My bets are, again, on him being a Gemini. And yes, for those of you paying attention to this ongoing conversation, according to Wikipedia, Tosh is, too, just as I'd guessed.





9 comments:

  1. Reading this was five minutes of my life I'll never get back. This is dribble, and a rambling rant about what turns on an over sexed pretentious cougar.

    ReplyDelete
  2. Lmao, or you're just pissed because this article points out all of the reasons you have no chance with hot, confident and sexually liberated ladies. I'm simply answering the questions posed to me, no pretentions but those which you project because confidence in a lady actually scares the shit out of you, "Anonymous".

    You can request of my readers to ask more poignant questions, I would appreciate it, too, and I will certainly discuss the mechanics of sexuality in great detail if it comes up but sex is more fun than the mechanics, so I have fun with all of it. For the record, THIS is dribble: http://donorsforboners.blogspot.ca/2012/08/lady-gaga-nipple.html

    Maybe you missed the end of the article where I pointed out that I was mirroring a male approach to sexuality with this objectification of Bobak, or maybe you missed the part about this being a chick's point of view on dating and relating. No need to read any of it if you care nothing for the subject, but if you put your ego away for a second you just may learn something that will improve your boning game, by paying attention here. It's definitely been true for the non-chodes who've taken the time to question their M.O.

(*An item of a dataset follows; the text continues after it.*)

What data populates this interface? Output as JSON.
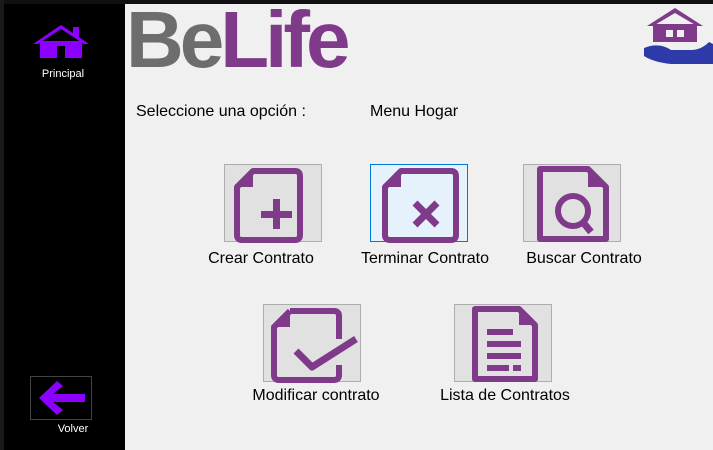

    I genuinely hope your day, and life, gets better and I feel sincerely sorry that your filters so limit you, there's a whole world out there just waiting for you to discover it! I've even written about that, too... http://donorsforboners.blogspot.ca/2012/08/disclaimer.html and some more on the subject, though probably all too indirectly for you, at this stage of your game http://donorsforboners.blogspot.ca/2012/08/pics-nsa.html

    ReplyDelete
  3. Also, I think you meant "drivel"... the whole goddamn blog is drivel, what would you prefer to read?

    ReplyDelete
  4. You put a lot of effort into replying to two sentences of trolling.

    ReplyDelete
  5. I Heart Trolls... so says my bumper sticker!

    ReplyDelete
  6. Trolling aside, I'm surprised you haven't used him as story fodder yet! (or haven't you?) Maybe he's smuggled a button to his console at Mission Control that controls something a little more personal than a robot spacecraft umpty million miles away. ;)

    ReplyDelete
  7. that whole blog seemed to be written by a guy thinking he can pass as a sexy woman.. well even as a woman he fails. now I am not knocking you for having a crush for another guy, but most of your blog doesnt even make sense. and only men use % that much when writing. women dont care about % unless they work for FOX. so sad you need to spam craigslist to get viewers.

    ReplyDelete
  8. Lmao, I will share a picture of my period to appease your morbid curiosities about my sex organ.

    Lmao, so much at your silliness. I'm just mirroring, baby. This is a male approach to marketing. And it worked, 'cause you showed up. And got so into it you had to try to be be insulting with the FOX bit. Good one! Thanks for being proof that the system works!

    LML

    ReplyDelete
  9. Also, I love Craig's List and you should shut your dirty mouth about honesty in advertising. I'm one of few who are honest in my ads, and one of the few real women on his list in general. You should thank me, mofo.